To ja. Sonia. Pomyślałam sobie, że się tutaj trochę wtrącę. Pan i Pani ciągle wpatrują się w tę stronkę. Czytają wciąż od nowa i od nowa... A z oczu lecą im łzy wielkości grochu... Nie przesadzam... Mnie też jest smutno. Zdążyłam pokochać Namisia. Jego spokój, dostojność, ciepłe futerko. Nie ukrywam, na początku było trudno, przestałam być jedynym, pierwszym, najważniejszym ONkiem w Domku. Ale nie mogę też narzekać. Gdy w Domku pojawił się Namiś, Pan i Pani bardzo sprawiedliwie obdzielali nas miłością, czochrankami, spacerkami, zabawą. Nie ukrywam, że nie raz pokazałam Namisiowi ząbki. Ale On chyba to rozumiał... Ostatnio przestało mi nawet przeszkadzać, że podchodził do mojej miski.
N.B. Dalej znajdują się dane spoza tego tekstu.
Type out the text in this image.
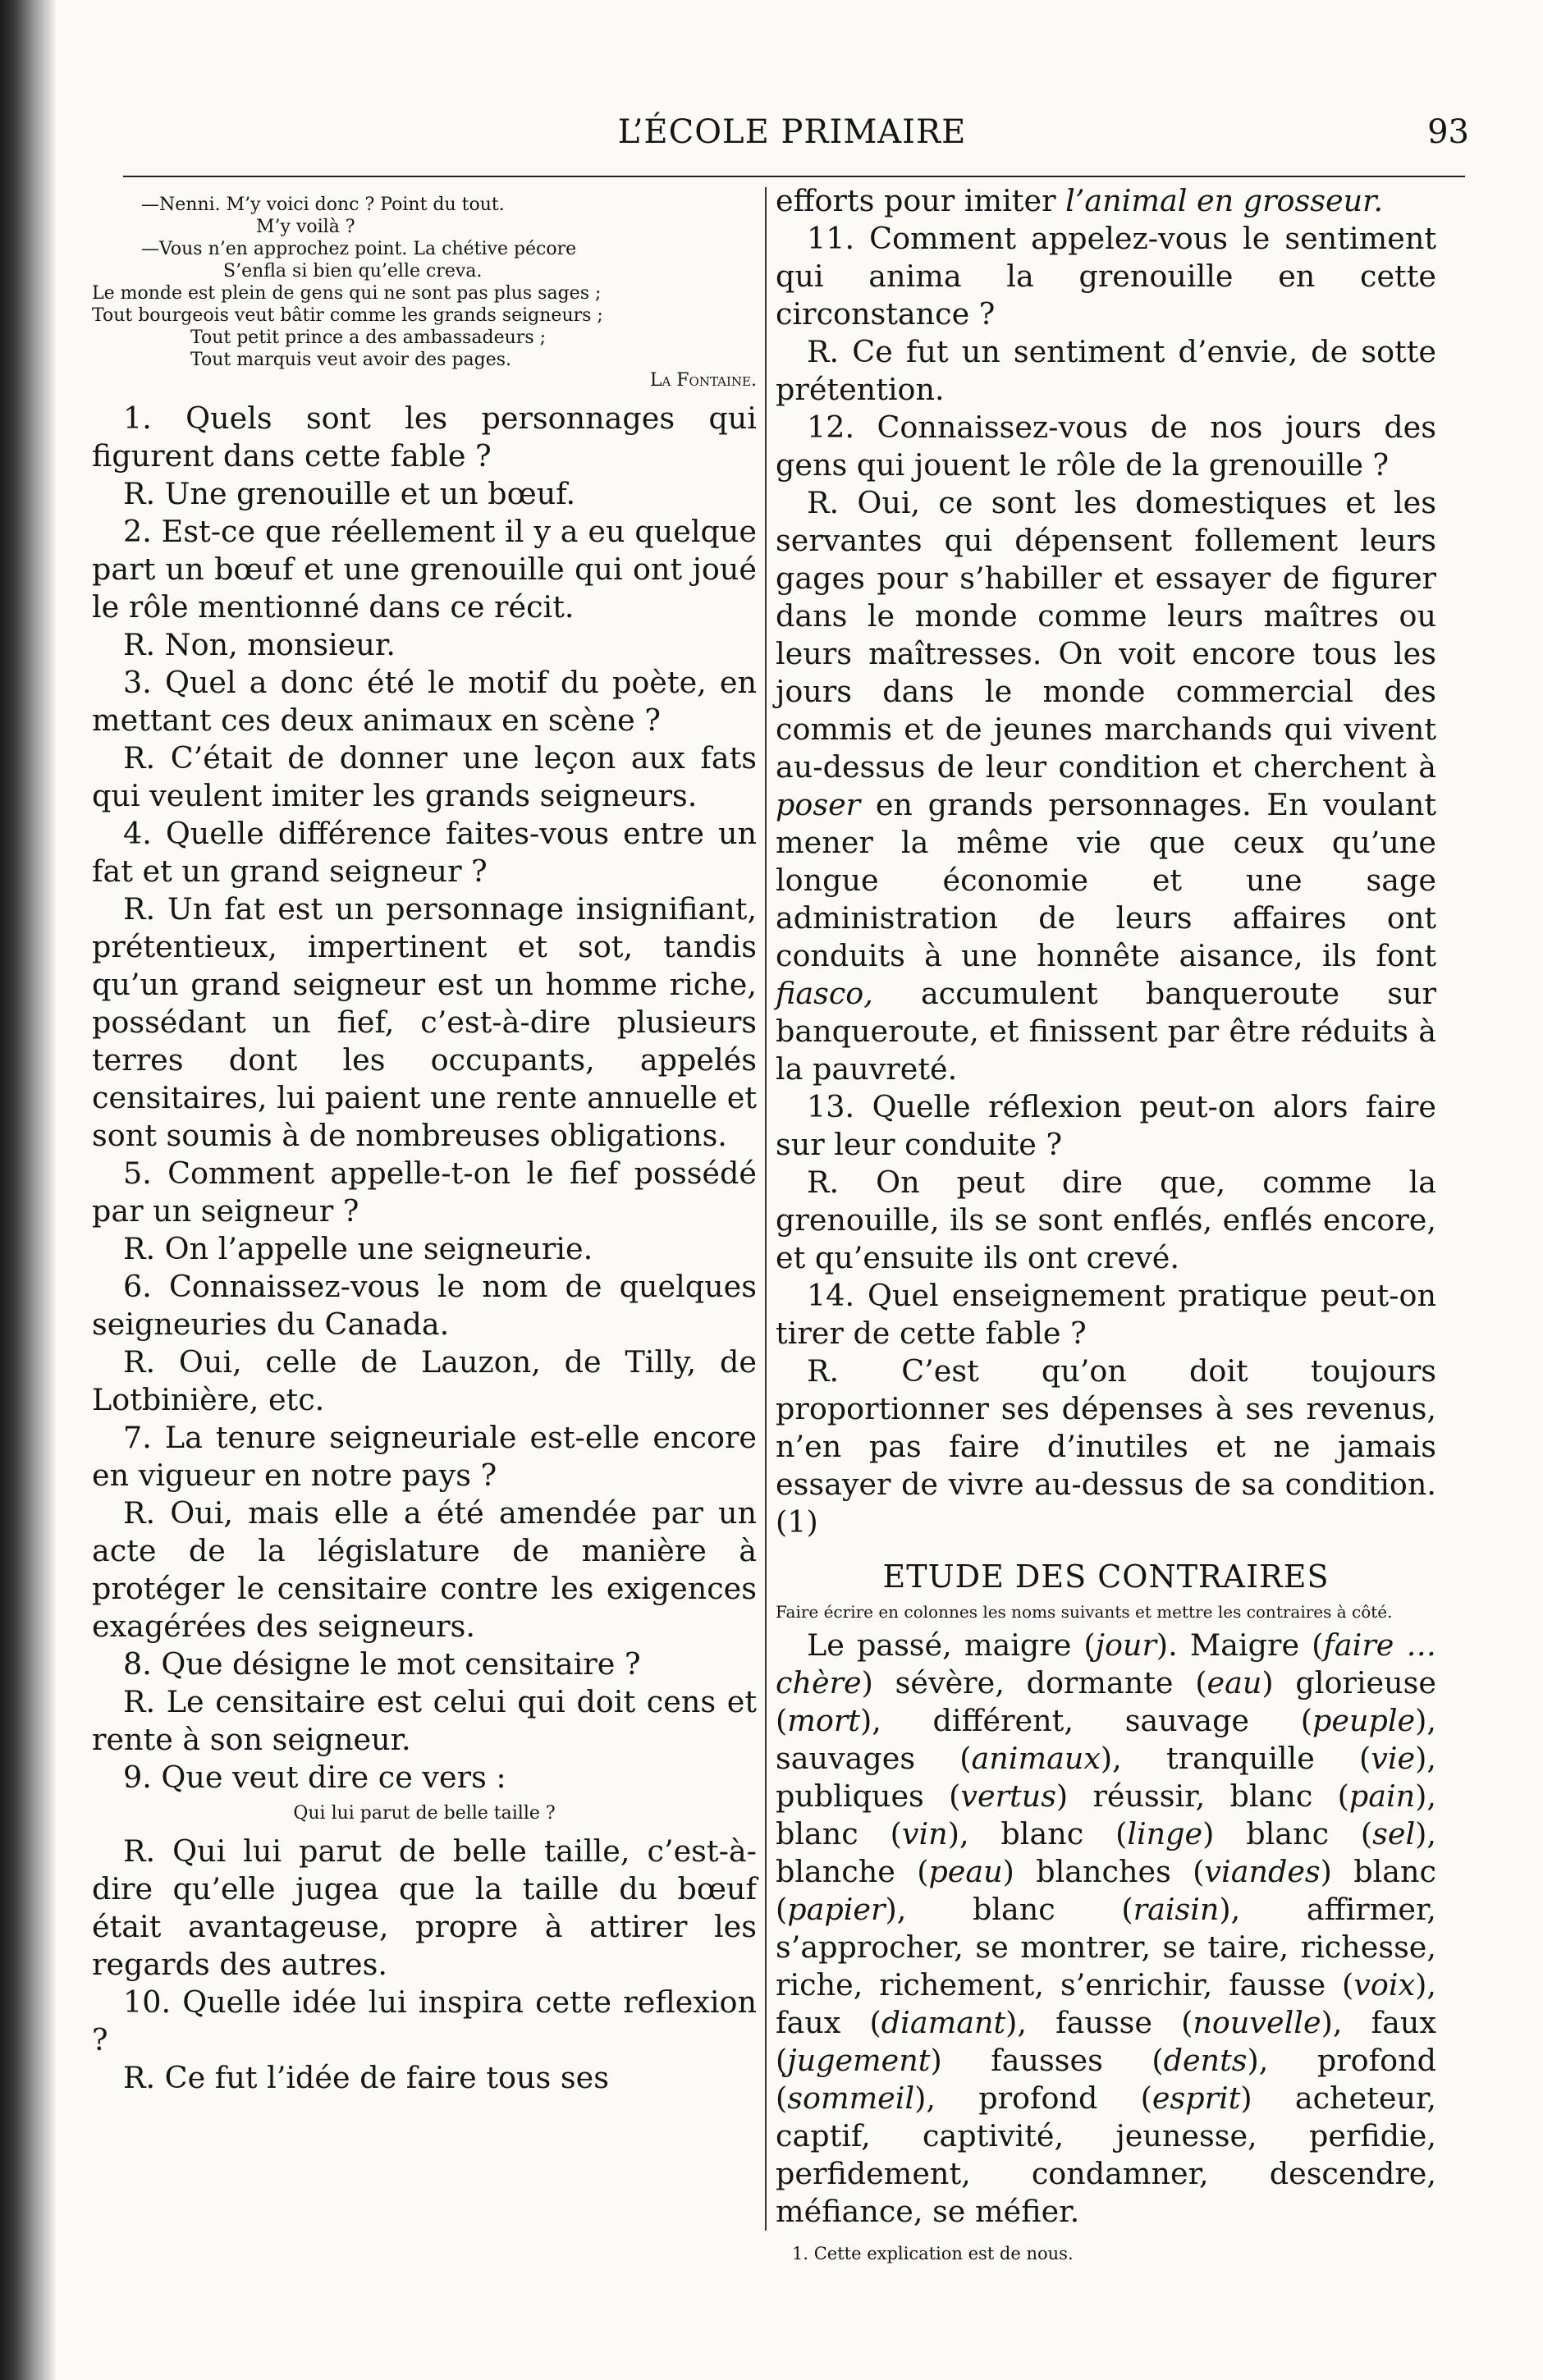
L’ÉCOLE PRIMAIRE	93
—Nenni. M’y voici donc ? Point du tout.
M’y voilà ?
—Vous n’en approchez point. La chétive pécore
S’enfla si bien qu’elle creva.
Le monde est plein de gens qui ne sont pas plus sages ;
Tout bourgeois veut bâtir comme les grands seigneurs ;
Tout petit prince a des ambassadeurs ;
Tout marquis veut avoir des pages.
La Fontaine.

1. Quels sont les personnages qui figurent dans cette fable ?

R. Une grenouille et un bœuf.

2. Est-ce que réellement il y a eu quelque part un bœuf et une grenouille qui ont joué le rôle mentionné dans ce récit.

R. Non, monsieur.

3. Quel a donc été le motif du poète, en mettant ces deux animaux en scène ?

R. C’était de donner une leçon aux fats qui veulent imiter les grands seigneurs.

4. Quelle différence faites-vous entre un fat et un grand seigneur ?

R. Un fat est un personnage insignifiant, prétentieux, impertinent et sot, tandis qu’un grand seigneur est un homme riche, possédant un fief, c’est-à-dire plusieurs terres dont les occupants, appelés censitaires, lui paient une rente annuelle et sont soumis à de nombreuses obligations.

5. Comment appelle-t-on le fief possédé par un seigneur ?

R. On l’appelle une seigneurie.

6. Connaissez-vous le nom de quelques seigneuries du Canada.

R. Oui, celle de Lauzon, de Tilly, de Lotbinière, etc.

7. La tenure seigneuriale est-elle encore en vigueur en notre pays ?

R. Oui, mais elle a été amendée par un acte de la législature de manière à protéger le censitaire contre les exigences exagérées des seigneurs.

8. Que désigne le mot censitaire ?

R. Le censitaire est celui qui doit cens et rente à son seigneur.

9. Que veut dire ce vers :

Qui lui parut de belle taille ?

R. Qui lui parut de belle taille, c’est-à-dire qu’elle jugea que la taille du bœuf était avantageuse, propre à attirer les regards des autres.

10. Quelle idée lui inspira cette reflexion ?

R. Ce fut l’idée de faire tous ses

efforts pour imiter l’animal en grosseur.

11. Comment appelez-vous le sentiment qui anima la grenouille en cette circonstance ?

R. Ce fut un sentiment d’envie, de sotte prétention.

12. Connaissez-vous de nos jours des gens qui jouent le rôle de la grenouille ?

R. Oui, ce sont les domestiques et les servantes qui dépensent follement leurs gages pour s’habiller et essayer de figurer dans le monde comme leurs maîtres ou leurs maîtresses. On voit encore tous les jours dans le monde commercial des commis et de jeunes marchands qui vivent au-dessus de leur condition et cherchent à poser en grands personnages. En voulant mener la même vie que ceux qu’une longue économie et une sage administration de leurs affaires ont conduits à une honnête aisance, ils font fiasco, accumulent banqueroute sur banqueroute, et finissent par être réduits à la pauvreté.

13. Quelle réflexion peut-on alors faire sur leur conduite ?

R. On peut dire que, comme la grenouille, ils se sont enflés, enflés encore, et qu’ensuite ils ont crevé.

14. Quel enseignement pratique peut-on tirer de cette fable ?

R. C’est qu’on doit toujours proportionner ses dépenses à ses revenus, n’en pas faire d’inutiles et ne jamais essayer de vivre au-dessus de sa condition. (1)

ETUDE DES CONTRAIRES
Faire écrire en colonnes les noms suivants et mettre les contraires à côté.

Le passé, maigre (jour). Maigre (faire …chère) sévère, dormante (eau) glorieuse (mort), différent, sauvage (peuple), sauvages (animaux), tranquille (vie), publiques (vertus) réussir, blanc (pain), blanc (vin), blanc (linge) blanc (sel), blanche (peau) blanches (viandes) blanc (papier), blanc (raisin), affirmer, s’approcher, se montrer, se taire, richesse, riche, richement, s’enrichir, fausse (voix), faux (diamant), fausse (nouvelle), faux (jugement) fausses (dents), profond (sommeil), profond (esprit) acheteur, captif, captivité, jeunesse, perfidie, perfidement, condamner, descendre, méfiance, se méfier.

1. Cette explication est de nous.
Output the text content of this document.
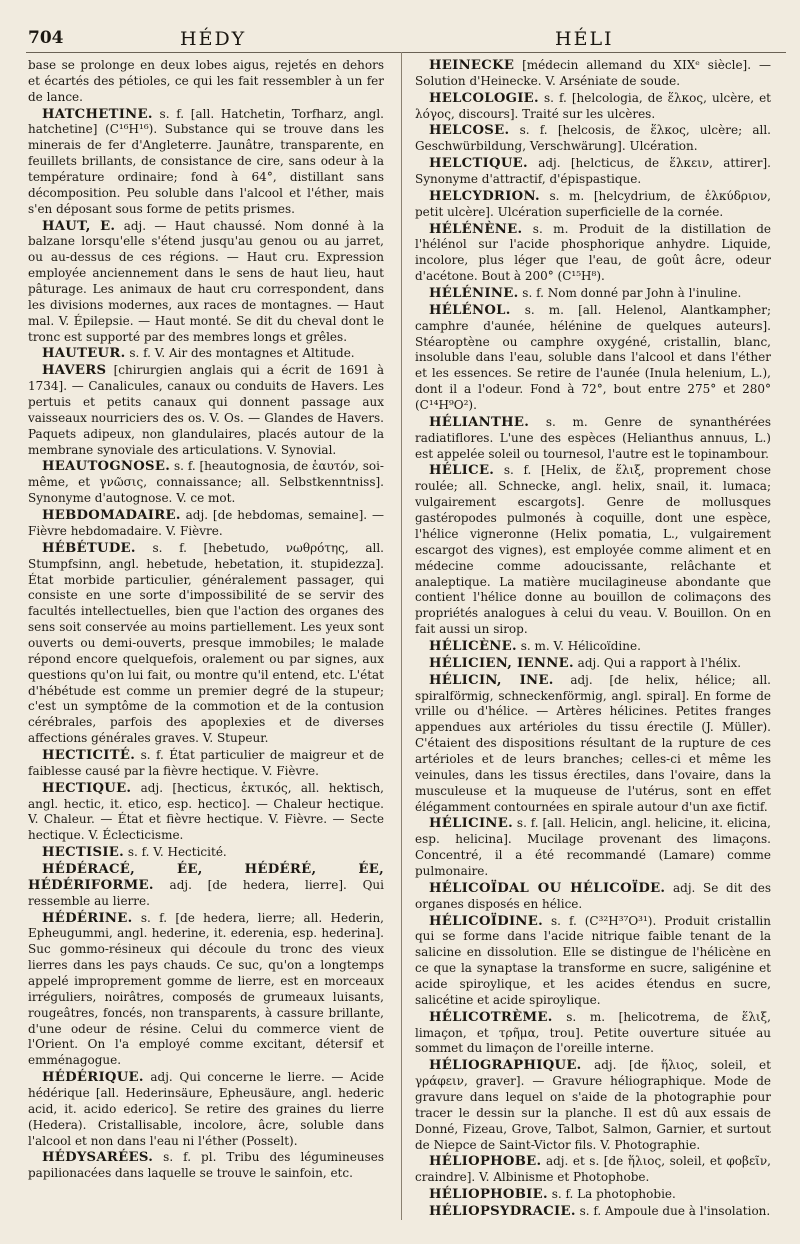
704	HÉDY	HÉLI

base se prolonge en deux lobes aigus, rejetés en dehors et écartés des pétioles, ce qui les fait ressembler à un fer de lance.

HATCHETINE. s. f. [all. Hatchetin, Torfharz, angl. hatchetine] (C¹⁶H¹⁶). Substance qui se trouve dans les minerais de fer d'Angleterre. Jaunâtre, transparente, en feuillets brillants, de consistance de cire, sans odeur à la température ordinaire; fond à 64°, distillant sans décomposition. Peu soluble dans l'alcool et l'éther, mais s'en déposant sous forme de petits prismes.

HAUT, E. adj. — Haut chaussé. Nom donné à la balzane lorsqu'elle s'étend jusqu'au genou ou au jarret, ou au-dessus de ces régions. — Haut cru. Expression employée anciennement dans le sens de haut lieu, haut pâturage. Les animaux de haut cru correspondent, dans les divisions modernes, aux races de montagnes. — Haut mal. V. Épilepsie. — Haut monté. Se dit du cheval dont le tronc est supporté par des membres longs et grêles.

HAUTEUR. s. f. V. Air des montagnes et Altitude.

HAVERS [chirurgien anglais qui a écrit de 1691 à 1734]. — Canalicules, canaux ou conduits de Havers. Les pertuis et petits canaux qui donnent passage aux vaisseaux nourriciers des os. V. Os. — Glandes de Havers. Paquets adipeux, non glandulaires, placés autour de la membrane synoviale des articulations. V. Synovial.

HEAUTOGNOSE. s. f. [heautognosia, de ἑαυτόν, soi-même, et γνῶσις, connaissance; all. Selbstkenntniss]. Synonyme d'autognose. V. ce mot.

HEBDOMADAIRE. adj. [de hebdomas, semaine]. — Fièvre hebdomadaire. V. Fièvre.

HÉBÉTUDE. s. f. [hebetudo, νωθρότης, all. Stumpfsinn, angl. hebetude, hebetation, it. stupidezza]. État morbide particulier, généralement passager, qui consiste en une sorte d'impossibilité de se servir des facultés intellectuelles, bien que l'action des organes des sens soit conservée au moins partiellement. Les yeux sont ouverts ou demi-ouverts, presque immobiles; le malade répond encore quelquefois, oralement ou par signes, aux questions qu'on lui fait, ou montre qu'il entend, etc. L'état d'hébétude est comme un premier degré de la stupeur; c'est un symptôme de la commotion et de la contusion cérébrales, parfois des apoplexies et de diverses affections générales graves. V. Stupeur.

HECTICITÉ. s. f. État particulier de maigreur et de faiblesse causé par la fièvre hectique. V. Fièvre.

HECTIQUE. adj. [hecticus, ἑκτικός, all. hektisch, angl. hectic, it. etico, esp. hectico]. — Chaleur hectique. V. Chaleur. — État et fièvre hectique. V. Fièvre. — Secte hectique. V. Éclecticisme.

HECTISIE. s. f. V. Hecticité.

HÉDÉRACÉ, ÉE, HÉDÉRÉ, ÉE, HÉDÉRIFORME. adj. [de hedera, lierre]. Qui ressemble au lierre.

HÉDÉRINE. s. f. [de hedera, lierre; all. Hederin, Epheugummi, angl. hederine, it. ederenia, esp. hederina]. Suc gommo-résineux qui découle du tronc des vieux lierres dans les pays chauds. Ce suc, qu'on a longtemps appelé improprement gomme de lierre, est en morceaux irréguliers, noirâtres, composés de grumeaux luisants, rougeâtres, foncés, non transparents, à cassure brillante, d'une odeur de résine. Celui du commerce vient de l'Orient. On l'a employé comme excitant, détersif et emménagogue.

HÉDÉRIQUE. adj. Qui concerne le lierre. — Acide hédérique [all. Hederinsäure, Epheusäure, angl. hederic acid, it. acido ederico]. Se retire des graines du lierre (Hedera). Cristallisable, incolore, âcre, soluble dans l'alcool et non dans l'eau ni l'éther (Posselt).

HÉDYSARÉES. s. f. pl. Tribu des légumineuses papilionacées dans laquelle se trouve le sainfoin, etc.

HEINECKE [médecin allemand du XIXᵉ siècle]. — Solution d'Heinecke. V. Arséniate de soude.

HELCOLOGIE. s. f. [helcologia, de ἕλκος, ulcère, et λόγος, discours]. Traité sur les ulcères.

HELCOSE. s. f. [helcosis, de ἕλκος, ulcère; all. Geschwürbildung, Verschwärung]. Ulcération.

HELCTIQUE. adj. [helcticus, de ἕλκειν, attirer]. Synonyme d'attractif, d'épispastique.

HELCYDRION. s. m. [helcydrium, de ἑλκύδριον, petit ulcère]. Ulcération superficielle de la cornée.

HÉLÉNÈNE. s. m. Produit de la distillation de l'hélénol sur l'acide phosphorique anhydre. Liquide, incolore, plus léger que l'eau, de goût âcre, odeur d'acétone. Bout à 200° (C¹⁵H⁸).

HÉLÉNINE. s. f. Nom donné par John à l'inuline.

HÉLÉNOL. s. m. [all. Helenol, Alantkampher; camphre d'aunée, hélénine de quelques auteurs]. Stéaroptène ou camphre oxygéné, cristallin, blanc, insoluble dans l'eau, soluble dans l'alcool et dans l'éther et les essences. Se retire de l'aunée (Inula helenium, L.), dont il a l'odeur. Fond à 72°, bout entre 275° et 280° (C¹⁴H⁹O²).

HÉLIANTHE. s. m. Genre de synanthérées radiatiflores. L'une des espèces (Helianthus annuus, L.) est appelée soleil ou tournesol, l'autre est le topinambour.

HÉLICE. s. f. [Helix, de ἕλιξ, proprement chose roulée; all. Schnecke, angl. helix, snail, it. lumaca; vulgairement escargots]. Genre de mollusques gastéropodes pulmonés à coquille, dont une espèce, l'hélice vigneronne (Helix pomatia, L., vulgairement escargot des vignes), est employée comme aliment et en médecine comme adoucissante, relâchante et analeptique. La matière mucilagineuse abondante que contient l'hélice donne au bouillon de colimaçons des propriétés analogues à celui du veau. V. Bouillon. On en fait aussi un sirop.

HÉLICÈNE. s. m. V. Hélicoïdine.

HÉLICIEN, IENNE. adj. Qui a rapport à l'hélix.

HÉLICIN, INE. adj. [de helix, hélice; all. spiralförmig, schneckenförmig, angl. spiral]. En forme de vrille ou d'hélice. — Artères hélicines. Petites franges appendues aux artérioles du tissu érectile (J. Müller). C'étaient des dispositions résultant de la rupture de ces artérioles et de leurs branches; celles-ci et même les veinules, dans les tissus érectiles, dans l'ovaire, dans la musculeuse et la muqueuse de l'utérus, sont en effet élégamment contournées en spirale autour d'un axe fictif.

HÉLICINE. s. f. [all. Helicin, angl. helicine, it. elicina, esp. helicina]. Mucilage provenant des limaçons. Concentré, il a été recommandé (Lamare) comme pulmonaire.

HÉLICOÏDAL OU HÉLICOÏDE. adj. Se dit des organes disposés en hélice.

HÉLICOÏDINE. s. f. (C³²H³⁷O³¹). Produit cristallin qui se forme dans l'acide nitrique faible tenant de la salicine en dissolution. Elle se distingue de l'hélicène en ce que la synaptase la transforme en sucre, saligénine et acide spiroylique, et les acides étendus en sucre, salicétine et acide spiroylique.

HÉLICOTRÈME. s. m. [helicotrema, de ἕλιξ, limaçon, et τρῆμα, trou]. Petite ouverture située au sommet du limaçon de l'oreille interne.

HÉLIOGRAPHIQUE. adj. [de ἥλιος, soleil, et γράφειν, graver]. — Gravure héliographique. Mode de gravure dans lequel on s'aide de la photographie pour tracer le dessin sur la planche. Il est dû aux essais de Donné, Fizeau, Grove, Talbot, Salmon, Garnier, et surtout de Niepce de Saint-Victor fils. V. Photographie.

HÉLIOPHOBE. adj. et s. [de ἥλιος, soleil, et φοβεῖν, craindre]. V. Albinisme et Photophobe.

HÉLIOPHOBIE. s. f. La photophobie.

HÉLIOPSYDRACIE. s. f. Ampoule due à l'insolation.
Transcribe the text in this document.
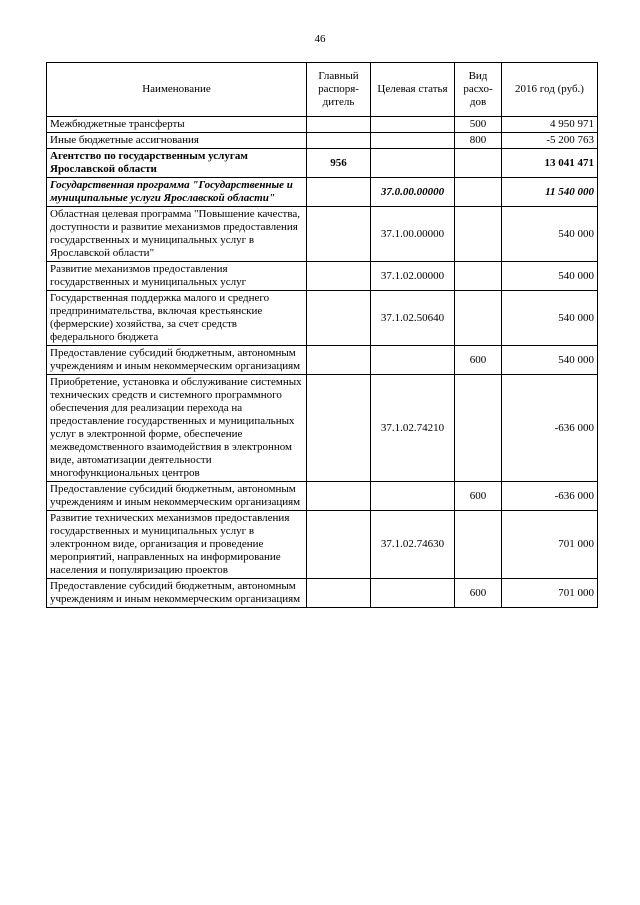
46
Наименование	Главный распоря-дитель	Целевая статья	Вид расхо-дов	2016 год (руб.)
Межбюджетные трансферты			500	4 950 971
Иные бюджетные ассигнования			800	-5 200 763
Агентство по государственным услугам Ярославской области	956			13 041 471
Государственная программа "Государственные и муниципальные услуги Ярославской области"		37.0.00.00000		11 540 000
Областная целевая программа "Повышение качества, доступности и развитие механизмов предоставления государственных и муниципальных услуг в Ярославской области"		37.1.00.00000		540 000
Развитие механизмов предоставления государственных и муниципальных услуг		37.1.02.00000		540 000
Государственная поддержка малого и среднего предпринимательства, включая крестьянские (фермерские) хозяйства, за счет средств федерального бюджета		37.1.02.50640		540 000
Предоставление субсидий бюджетным, автономным учреждениям и иным некоммерческим организациям			600	540 000
Приобретение, установка и обслуживание системных технических средств и системного программного обеспечения для реализации перехода на предоставление государственных и муниципальных услуг в электронной форме, обеспечение межведомственного взаимодействия в электронном виде, автоматизации деятельности многофункциональных центров		37.1.02.74210		-636 000
Предоставление субсидий бюджетным, автономным учреждениям и иным некоммерческим организациям			600	-636 000
Развитие технических механизмов предоставления государственных и муниципальных услуг в электронном виде, организация и проведение мероприятий, направленных на информирование населения и популяризацию проектов		37.1.02.74630		701 000
Предоставление субсидий бюджетным, автономным учреждениям и иным некоммерческим организациям			600	701 000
Doszło do tego, że gdy już zjedliśmy, ja wylizywałam Jego miskę, a On moją:) A teraz już Go nie ma... A było tyle planów: spacerki do lasu, nowe zabawki, a przede wszystkim od dawna obiecany wypad nad wodę...
Od wczoraj jestem przytulana, czochrana, zabawiana za dwóch.... Niby fajnie, ale nie powinno tak być... Oni mają chyba w sobie za duże pokłady psiej miłości...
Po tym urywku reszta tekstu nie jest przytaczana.